特に甲状腺機能低下症では、代謝が著しく低下するため、全身の冷えが強くあらわれることがあります。冷え性が単なる体質ではなく、病気のサインである可能性もあるため、注意が必要です。
遺伝的要因
近年では、冷え性に関与するいくつかの遺伝子が発見され、体質的に冷えを感じやすい人が存在することが分かってきています(※2)。これらの遺伝的要素は、冷え性のメカニズムを深く理解するうえで重要な手がかりとなり、将来的には個人に合わせた医療や体質改善のヒントとして活用されることが期待されています。
冷え性は体からのサイン
冷え性は、体質と思われがちですが、放っておくとさまざまな不調につながる可能性があります。特に女性に多く見られ、生活習慣や体組成、さらには病気や遺伝など、原因は多岐にわたります。

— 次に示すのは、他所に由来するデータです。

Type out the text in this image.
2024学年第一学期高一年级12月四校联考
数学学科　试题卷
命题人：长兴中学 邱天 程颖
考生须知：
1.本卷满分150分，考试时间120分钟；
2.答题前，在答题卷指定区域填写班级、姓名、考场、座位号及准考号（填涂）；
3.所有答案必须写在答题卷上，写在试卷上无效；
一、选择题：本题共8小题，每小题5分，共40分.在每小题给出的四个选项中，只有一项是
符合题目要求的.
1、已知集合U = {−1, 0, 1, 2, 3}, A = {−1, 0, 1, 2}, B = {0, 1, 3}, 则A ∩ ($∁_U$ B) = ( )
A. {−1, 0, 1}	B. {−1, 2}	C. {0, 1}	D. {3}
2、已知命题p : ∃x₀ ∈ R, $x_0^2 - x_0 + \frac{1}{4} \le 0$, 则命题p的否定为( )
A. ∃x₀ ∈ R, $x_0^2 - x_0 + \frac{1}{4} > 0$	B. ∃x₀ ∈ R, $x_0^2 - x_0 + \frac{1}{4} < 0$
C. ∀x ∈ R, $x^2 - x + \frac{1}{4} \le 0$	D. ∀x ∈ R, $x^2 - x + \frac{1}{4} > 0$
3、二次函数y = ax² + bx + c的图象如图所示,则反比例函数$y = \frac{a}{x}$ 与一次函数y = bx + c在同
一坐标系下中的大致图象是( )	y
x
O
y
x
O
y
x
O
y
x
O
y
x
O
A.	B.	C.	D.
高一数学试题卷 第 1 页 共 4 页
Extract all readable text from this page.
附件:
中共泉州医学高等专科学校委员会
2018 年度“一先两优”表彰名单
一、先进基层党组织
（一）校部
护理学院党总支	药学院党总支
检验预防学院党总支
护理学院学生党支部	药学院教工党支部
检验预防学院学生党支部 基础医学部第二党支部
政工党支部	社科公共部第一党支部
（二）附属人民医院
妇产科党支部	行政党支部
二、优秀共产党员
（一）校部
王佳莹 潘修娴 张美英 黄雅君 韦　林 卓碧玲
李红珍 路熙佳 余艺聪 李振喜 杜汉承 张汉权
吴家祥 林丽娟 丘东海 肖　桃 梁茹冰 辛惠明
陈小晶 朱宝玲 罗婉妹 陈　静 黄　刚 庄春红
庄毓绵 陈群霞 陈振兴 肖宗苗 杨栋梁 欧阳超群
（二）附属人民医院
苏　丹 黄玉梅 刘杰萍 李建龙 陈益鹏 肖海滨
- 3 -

西洋医学では病気として扱われにくいものの、東洋医学では「未病」として重視され、冷えを対処することで体全体の調子を整えることができます。
日々の生活の中で、食事、運動、ストレスケアなどを見直すことで、冷え性は改善が可能です。早めに対策をとることが、健康維持への第一歩となります。
■参考資料
※1 中村 幸代:サスティナビリティの高い妊婦セルフケアプログラム「冷え症改善パック」の有効性検証,研究成果報告書(25463520),2015.